Pintail From United States of America, joined Apr 2005, 14 posts, RR: 0 Reply 1, posted (8 years 1 month 1 day 18 hours ago) and read 1043 times:
Probably not much as a stand alone PWA product in the commercial area, maybe as a partner in a consortium (V2500, GP7200). The PW6000 might be available for the 737 replacement or as a re-engine for the MD-80 series. The PW4000 is a fine engine, but I'd only expect incremental sales now, only more if the KC-767 is ever ordered by the USAF. PWA won't be giving engines away in future competitions hoping to make profits in the aftermarket. UTC shareholders expect a certain return, and that cant happen if you can't make money on the front end.
The geared fan concept is sound, but it has to tailored to the right airframe. The 787 would have been a good application except that PWA wouldn't agree to a losing price as a risk sharing partner.
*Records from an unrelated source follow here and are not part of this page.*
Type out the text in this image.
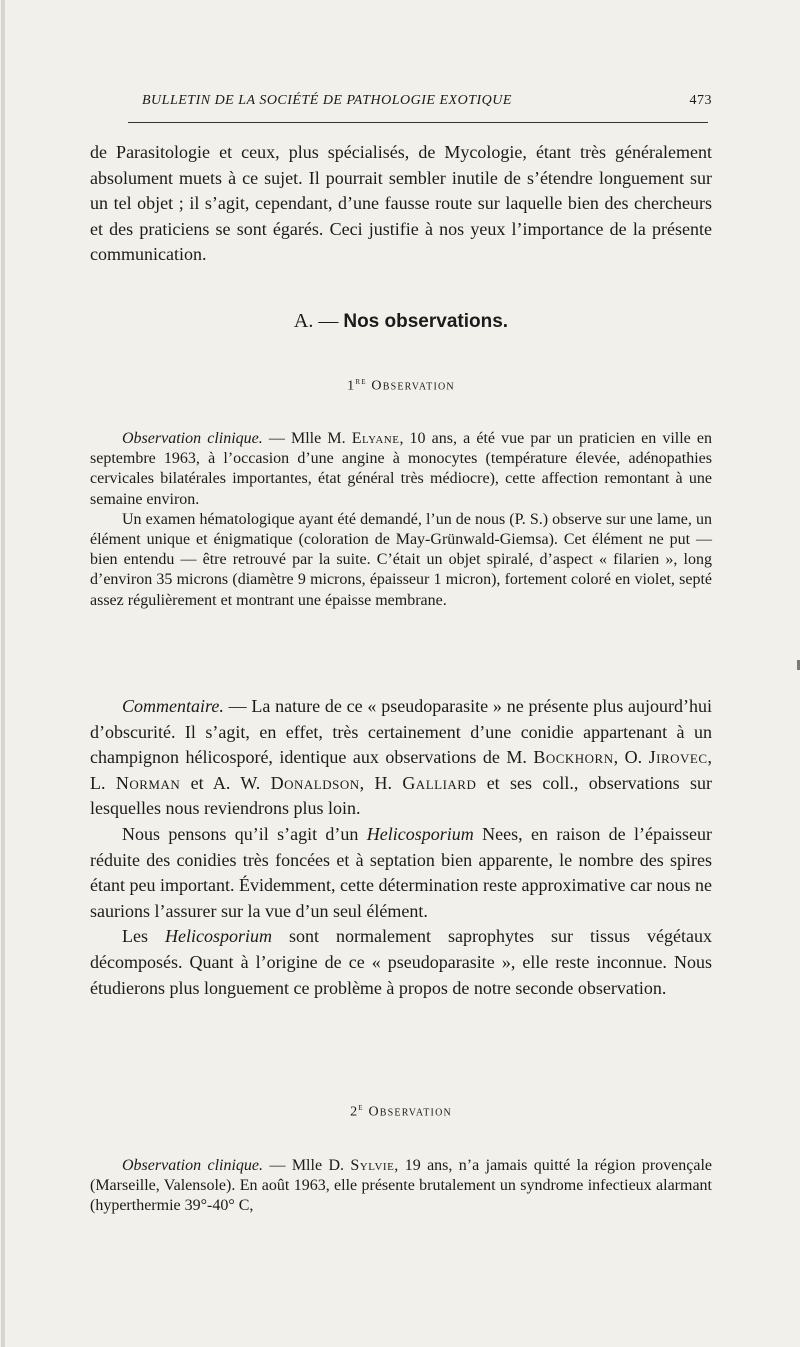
BULLETIN DE LA SOCIÉTÉ DE PATHOLOGIE EXOTIQUE	473

de Parasitologie et ceux, plus spécialisés, de Mycologie, étant très généralement absolument muets à ce sujet. Il pourrait sembler inutile de s’étendre longuement sur un tel objet ; il s’agit, cependant, d’une fausse route sur laquelle bien des chercheurs et des praticiens se sont égarés. Ceci justifie à nos yeux l’importance de la présente communication.

A. — Nos observations.
1re Observation

Observation clinique. — Mlle M. Elyane, 10 ans, a été vue par un praticien en ville en septembre 1963, à l’occasion d’une angine à monocytes (température élevée, adénopathies cervicales bilatérales importantes, état général très médiocre), cette affection remontant à une semaine environ.

Un examen hématologique ayant été demandé, l’un de nous (P. S.) observe sur une lame, un élément unique et énigmatique (coloration de May-Grünwald-Giemsa). Cet élément ne put — bien entendu — être retrouvé par la suite. C’était un objet spiralé, d’aspect « filarien », long d’environ 35 microns (diamètre 9 microns, épaisseur 1 micron), fortement coloré en violet, septé assez régulièrement et montrant une épaisse membrane.

Commentaire. — La nature de ce « pseudoparasite » ne présente plus aujourd’hui d’obscurité. Il s’agit, en effet, très certainement d’une conidie appartenant à un champignon hélicosporé, identique aux observations de M. Bockhorn, O. Jirovec, L. Norman et A. W. Donaldson, H. Galliard et ses coll., observations sur lesquelles nous reviendrons plus loin.

Nous pensons qu’il s’agit d’un Helicosporium Nees, en raison de l’épaisseur réduite des conidies très foncées et à septation bien apparente, le nombre des spires étant peu important. Évidemment, cette détermination reste approximative car nous ne saurions l’assurer sur la vue d’un seul élément.

Les Helicosporium sont normalement saprophytes sur tissus végétaux décomposés. Quant à l’origine de ce « pseudoparasite », elle reste inconnue. Nous étudierons plus longuement ce problème à propos de notre seconde observation.

2e Observation

Observation clinique. — Mlle D. Sylvie, 19 ans, n’a jamais quitté la région provençale (Marseille, Valensole). En août 1963, elle présente brutalement un syndrome infectieux alarmant (hyperthermie 39°-40° C,
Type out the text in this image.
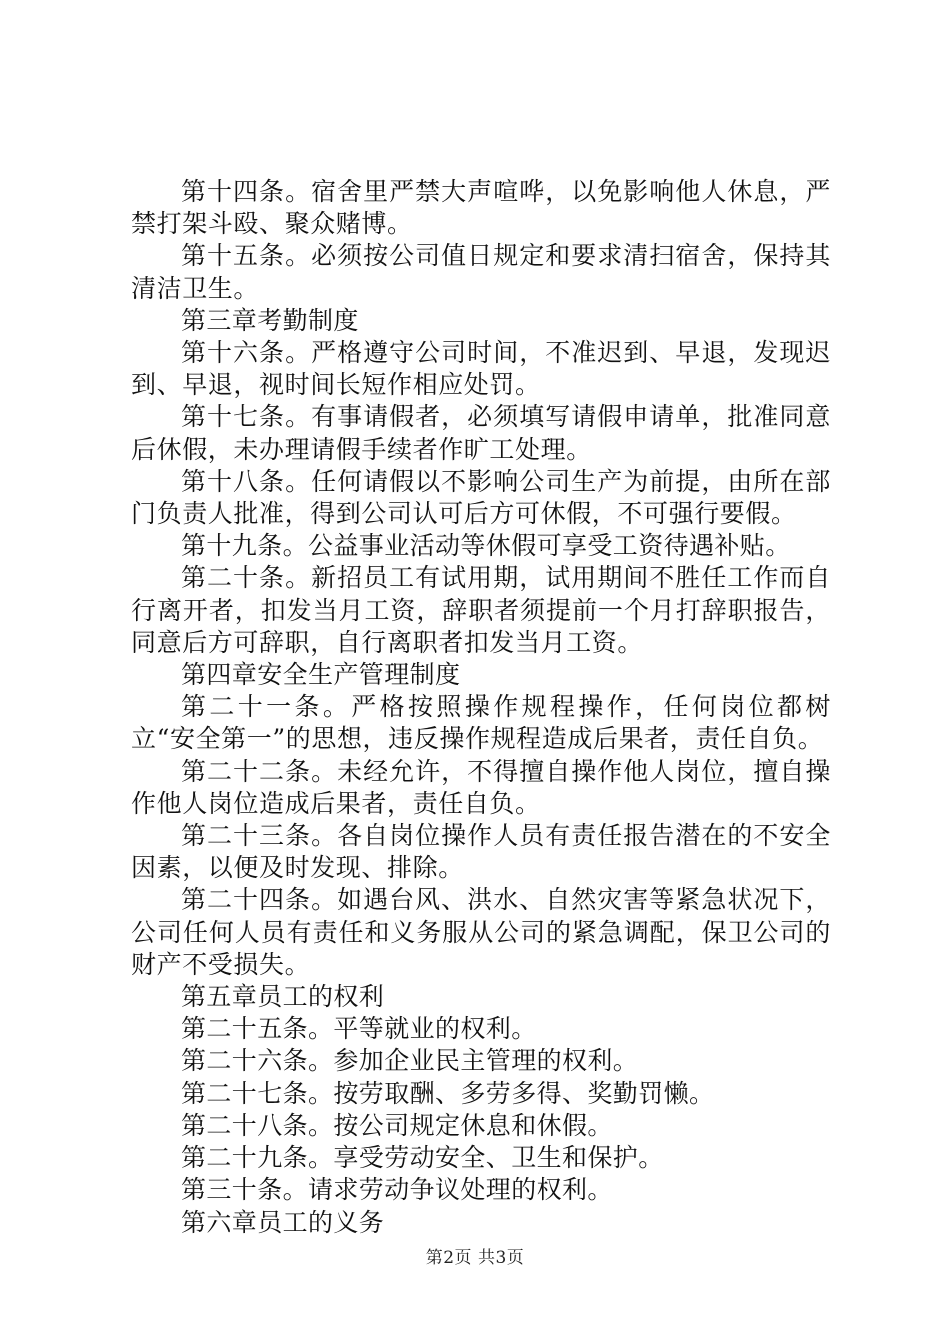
第十四条。宿舍里严禁大声喧哗，以免影响他人休息，严禁打架斗殴、聚众赌博。

第十五条。必须按公司值日规定和要求清扫宿舍，保持其清洁卫生。

第三章考勤制度

第十六条。严格遵守公司时间，不准迟到、早退，发现迟到、早退，视时间长短作相应处罚。

第十七条。有事请假者，必须填写请假申请单，批准同意后休假，未办理请假手续者作旷工处理。

第十八条。任何请假以不影响公司生产为前提，由所在部门负责人批准，得到公司认可后方可休假，不可强行要假。

第十九条。公益事业活动等休假可享受工资待遇补贴。

第二十条。新招员工有试用期，试用期间不胜任工作而自行离开者，扣发当月工资，辞职者须提前一个月打辞职报告，同意后方可辞职，自行离职者扣发当月工资。

第四章安全生产管理制度

第二十一条。严格按照操作规程操作，任何岗位都树立“安全第一”的思想，违反操作规程造成后果者，责任自负。

第二十二条。未经允许，不得擅自操作他人岗位，擅自操作他人岗位造成后果者，责任自负。

第二十三条。各自岗位操作人员有责任报告潜在的不安全因素，以便及时发现、排除。

第二十四条。如遇台风、洪水、自然灾害等紧急状况下，公司任何人员有责任和义务服从公司的紧急调配，保卫公司的财产不受损失。

第五章员工的权利

第二十五条。平等就业的权利。

第二十六条。参加企业民主管理的权利。

第二十七条。按劳取酬、多劳多得、奖勤罚懒。

第二十八条。按公司规定休息和休假。

第二十九条。享受劳动安全、卫生和保护。

第三十条。请求劳动争议处理的权利。

第六章员工的义务

第2页 共3页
Why give the product away?
In the era of the JT8D, Pratt could give the engines away as they had 100% of the aftermarket and could recoup all those profits. Not today.
I think that their future in the production engines is in military. The F119 will be used on the F22, and even if the production of that plane is only 200 or so, not to worry as the F135 JSF (F35) engine uses most of the technology of the 119, and as the lead engine on the JSF, I'd expect PW to get the majority of the sales over the GE F136 as in much of the technology, it is years ahead of GE. If PW gets 70% of the engines in as many as 3500 aircraft, they will do very well.